Thinking about my use of Bluetooth:
a) Headset to phone auth - Done once when I bought the device, why would I want to make the headset heaver and more expenive.
b) Computer/phone auth - Done twice once with my home computer (a desktop-replacement laptop) and works desktop computer (not likely to pick that up and shake it)
c) Snyc with friends phone (share numbers) - I think I have done this once, normally I just send them a text message or quickly call them etc, but if I were to do it again I'd have to either let a friend shake my phone (top of the range smart phone) or a friend will let me shake his/hers (jokes abound). Mostly also top of the range smart phones. That is not likely to go down well.
Wow, I should not post when knackered.
DJ Jazzy Jeff & The Fresh Prince - Boom! Shake The Room
The Beatles - Hippy Hippy Shake
Mariah Carey - Shake It Off
Seal Paul - Shake that thing
Ying Yang Twins - Shake
Eminem - Shake That: Edited Version
Howlin' Wolf - Shake It For Me
Beastie Boys - Shake Your Rump
Savage Garden - Break and shake me
It's only a matter of time till you'll have to dunk both deviced into a cup of tea.
Steve's Computer Service, Hobbs, NM
How about plugging them into each other with USB, etc.
They could exchange tokens.
Then future Bluetooth communication would be pretty secure.
Oh wait, that's too sane.
If the recipient's phone is set to be discoverable, you can beam stuff (most often contact info, but any type of data can work) ala Palm IR, complete with an allow/deny button. Thing is, most of the time you don't have discoverability enabled, and it's usually too inconvenient to dig through five layers of menus to get to the setting. At least with IR you need to point it at the other person's PDA, which acts as an informal permission system.
My English teacher once told me that two positives don't make a negative. Two words for her: Yeah, right.
This is just one more example that the guys in the Bluetooth SIG do not understand the problems that are really there with Bluetooth. I mean honestly, how many times does anyone pair with a second phone? I would say almost never. 99% of Bluetooth users are using it for headset profile, or to sync their handset to the the computer. We will see much more phone book access profile stuff coming from car kits which enable you to control your phone in a better way, but not phone to phone. I work with Bluetooth for a living, and it can even take me more than an hour to get a Bluetooth stack working properly on a PC. I have heard so many stories that people can get their PC to pair with the headset the first time, but after a reboot, or standby, forget about it. These "interoperability" issues are what holds the tech back. This and the bonding procedure.
Must be great at an amusement park: You get off the roller-coaster with dozens of new friends.
Let's not contemplate what happens during an earthquake.
[I knew Bluetooth was in deep doo-doo in the late 90s, when I first saw a 900pp book on the protocols involved.
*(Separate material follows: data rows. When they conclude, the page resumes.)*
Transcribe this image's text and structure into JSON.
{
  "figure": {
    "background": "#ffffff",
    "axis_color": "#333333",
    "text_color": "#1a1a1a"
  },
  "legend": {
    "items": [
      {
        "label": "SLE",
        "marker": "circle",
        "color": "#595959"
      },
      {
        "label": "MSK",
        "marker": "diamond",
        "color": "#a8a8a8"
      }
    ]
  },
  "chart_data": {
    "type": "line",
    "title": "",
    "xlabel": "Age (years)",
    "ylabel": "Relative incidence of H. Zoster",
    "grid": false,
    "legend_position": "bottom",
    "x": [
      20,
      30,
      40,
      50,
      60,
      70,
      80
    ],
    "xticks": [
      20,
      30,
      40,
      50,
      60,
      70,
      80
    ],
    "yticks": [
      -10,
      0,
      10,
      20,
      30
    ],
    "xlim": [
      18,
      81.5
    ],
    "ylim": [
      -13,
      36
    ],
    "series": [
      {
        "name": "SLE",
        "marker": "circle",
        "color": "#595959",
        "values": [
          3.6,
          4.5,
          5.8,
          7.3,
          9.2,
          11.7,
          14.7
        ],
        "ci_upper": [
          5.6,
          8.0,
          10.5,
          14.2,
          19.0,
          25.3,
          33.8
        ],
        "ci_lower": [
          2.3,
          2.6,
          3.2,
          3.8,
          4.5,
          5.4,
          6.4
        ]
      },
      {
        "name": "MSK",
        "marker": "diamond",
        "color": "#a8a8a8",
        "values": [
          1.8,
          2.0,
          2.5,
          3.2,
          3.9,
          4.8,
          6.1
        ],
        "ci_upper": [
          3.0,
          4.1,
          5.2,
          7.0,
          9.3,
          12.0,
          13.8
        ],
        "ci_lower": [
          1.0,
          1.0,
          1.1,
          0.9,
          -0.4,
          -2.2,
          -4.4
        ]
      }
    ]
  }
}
Why is it that wireless-specific protocols are all garbage?]
Any sufficiently advanced technology is insufficiently documented.
seriously, why is this not in use? It would make harder to access a bluetooth device without authorization, as it would require physical access...
In my dream bluetooth world, devices would only "pair" when connected with some sort of hermaphrodite interface (and would work wirelessly thereafter). Much like my wifi router: its initial setup was only accessible by its ethernet interfaces. This is the only way to rule out spoofings, man-in-the-middle attacks.